Se l’argomento non fosse tanto serio mi abbandonerei a facili battute sullo studio pubblicato su ACSNano dal team di Mariana Medina-Sánchez dell’Institute for Integrative Nanosciences del Leibnitz Institude di Dresda che documenta l’uso di sperma come vettore nelle terapie anticancro.
In realtà da semplice appassionato di scienza ma non laureato in medicina o in biologia posso dire che l’idea sembra così naturale che è strano non ci avessero pensato prima. Che cosa ci insegnano fin dai livelli scolastici più bassi? La capacità degli spermatozoi di nuotare risalendo l’apparato riproduttivo femminile alla ricerca del loro bersaglio.

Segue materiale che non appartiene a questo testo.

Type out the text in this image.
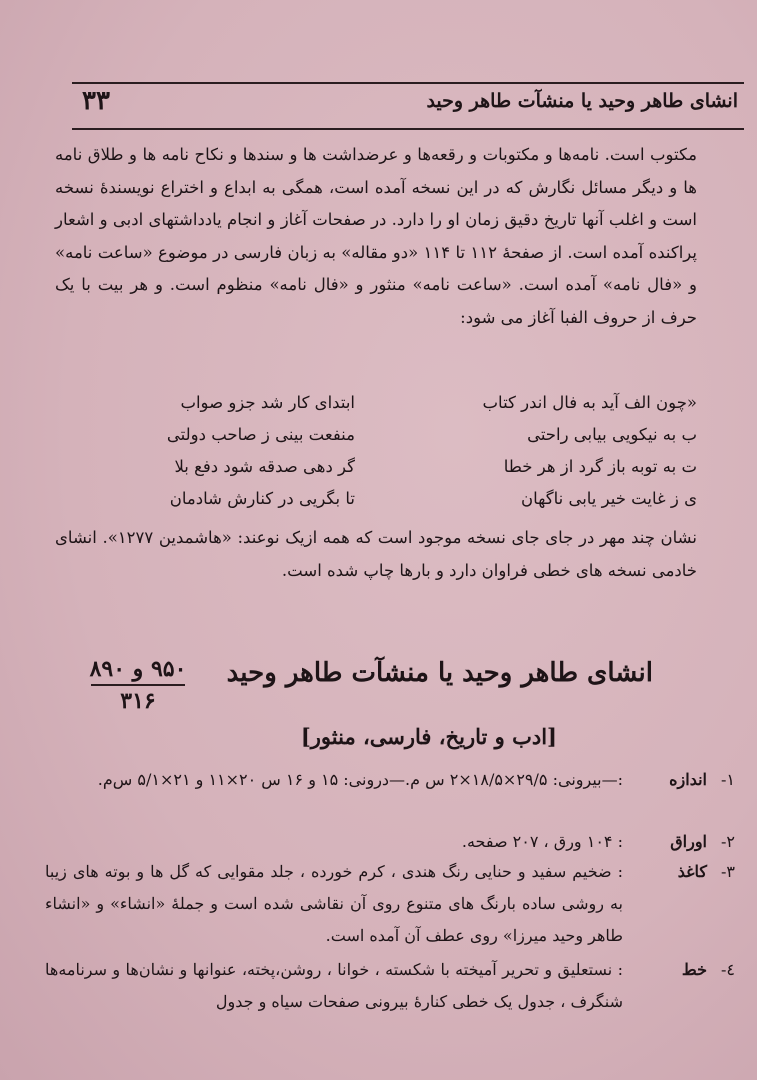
انشای طاهر وحید یا منشآت طاهر وحید
۳۳
مکتوب است. نامه‌ها و مکتوبات و رقعه‌ها و عرضداشت ها و سندها و نکاح نامه ها و طلاق نامه ها و دیگر مسائل نگارش که در این نسخه آمده است، همگی به ابداع و اختراع نویسنده‌ٔ نسخه است و اغلب آنها تاریخ دقیق زمان او را دارد. در صفحات آغاز و انجام یادداشتهای ادبی و اشعار پراکنده آمده است. از صفحهٔ ۱۱۲ تا ۱۱۴ «دو مقاله» به زبان فارسی در موضوع «ساعت نامه» و «فال نامه» آمده است. «ساعت نامه» منثور و «فال نامه» منظوم است. و هر بیت با یک حرف از حروف الفبا آغاز می شود:
«چون الف آید به فال اندر کتاب
ابتدای کار شد جزو صواب
ب به نیکویی بیابی راحتی
منفعت بینی ز صاحب دولتی
ت به توبه باز گرد از هر خطا
گر دهی صدقه شود دفع بلا
ی ز غایت خیر یابی ناگهان
تا بگریی در کنارش شادمان
نشان چند مهر در جای جای نسخه موجود است که همه ازیک نوعند: «هاشمدین ۱۲۷۷». انشای خادمی نسخه های خطی فراوان دارد و بارها چاپ شده است.
انشای طاهر وحید یا منشآت طاهر وحید
۹۵۰ و ۸۹۰
۳۱۶
[ادب و تاریخ، فارسی، منثور]
۱-
اندازه
:—بیرونی: ۲۹/۵×۱۸/۵×۲ س م.—درونی: ۱۵ و ۱۶ س ۲۰×۱۱ و ۲۱×۵/۱ س‌م.
۲-
اوراق
: ۱۰۴ ورق ، ۲۰۷ صفحه.
۳-
کاغذ
: ضخیم سفید و حنایی رنگ هندی ، کرم خورده ، جلد مقوایی که گل ها و بوته های زیبا به روشی ساده بارنگ های متنوع روی آن نقاشی شده است و جملهٔ «انشاء» و «انشاء طاهر وحید میرزا» روی عطف آن آمده است.
٤-
خط
: نستعلیق و تحریر آمیخته با شکسته ، خوانا ، روشن،پخته، عنوانها و نشان‌ها و سرنامه‌ها شنگرف ، جدول یک خطی کنارهٔ بیرونی صفحات سیاه و جدول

Negli ultimi anni il mondo delle terapie anticancro si è concentrato sul problema di guidare i farmaci sul tumore, sia per una maggiore efficacia della terapia che per evitare che questi potenti farmaci si disperdano e diffondano in maniera non necessaria in organi sani.

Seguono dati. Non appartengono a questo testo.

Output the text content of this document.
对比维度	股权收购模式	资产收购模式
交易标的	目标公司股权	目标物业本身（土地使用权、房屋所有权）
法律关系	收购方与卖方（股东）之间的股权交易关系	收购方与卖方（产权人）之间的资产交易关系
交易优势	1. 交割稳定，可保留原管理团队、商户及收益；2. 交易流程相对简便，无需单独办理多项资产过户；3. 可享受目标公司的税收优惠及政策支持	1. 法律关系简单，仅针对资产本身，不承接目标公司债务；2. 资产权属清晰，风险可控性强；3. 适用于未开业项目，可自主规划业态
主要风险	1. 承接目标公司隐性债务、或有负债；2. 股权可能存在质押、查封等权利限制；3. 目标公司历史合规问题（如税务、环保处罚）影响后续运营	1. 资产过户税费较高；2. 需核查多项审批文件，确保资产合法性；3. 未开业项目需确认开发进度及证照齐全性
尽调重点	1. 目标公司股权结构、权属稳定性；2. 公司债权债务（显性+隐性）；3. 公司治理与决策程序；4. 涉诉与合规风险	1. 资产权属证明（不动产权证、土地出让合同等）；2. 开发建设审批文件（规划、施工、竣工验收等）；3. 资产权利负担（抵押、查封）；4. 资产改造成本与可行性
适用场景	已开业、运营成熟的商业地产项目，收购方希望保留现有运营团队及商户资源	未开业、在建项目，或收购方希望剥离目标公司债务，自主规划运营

Dunque si è cominciato ad usare come vettori dei batteri in cui si inserisce il farmaco antitumorale, i batteri hanno autonoma capacità di movimento e si è scoperto che si può guidarli dove vogliamo noi con campi magnetici.
La nuova ricerca usa lo sperma come vettore
Nell’usare i batteri come vettori c’è pero un ostacolo il sistema immunitario del paziente. Dunque la Medina-Sánchez e colleghi cercando un altro vettore hanno pensato di usare lo sperma come vettore per terapie anticancro nel caso di tumori dell’apparato riproduttivo femminile. Ovviamente introducendo sperma nell’apparato riproduttivo femminile questo non viene considerato un intruso dal sistema immunitario, se così non fosse non ci riprodurremmo. La sperimentazione ha utilizzato sperma bovino, nelle cellule è stato introdotto un comune farmaco anticancro chiamato doxorubicina e sono state corredate con una minuscola imbracatura di materiale che rispondesse al campo magnetico per poterle guidare proprio come si fa coi batteri. Le cellule di sperma che contenevano il medicinale sono state guidate verso un cancro della cervice uterina che era stato fatto crescere in laboratorio. I risultati sono stati molto incoraggianti: pochissima dispersione del farmaco durante il tragitto e 80% delle cellule tumorali uccise.
Siamo solo agli inizi di questa sperimentazione, ci vorrà tempo per testare il metodo sugli animali e finalmente sugli uomini, ma in futuro potremmo avere un nuovo e più efficace mezzo di consegna mirata dei farmaci nelle terapie anticancro per quel che riguarda l’apparato riproduttivo femminile.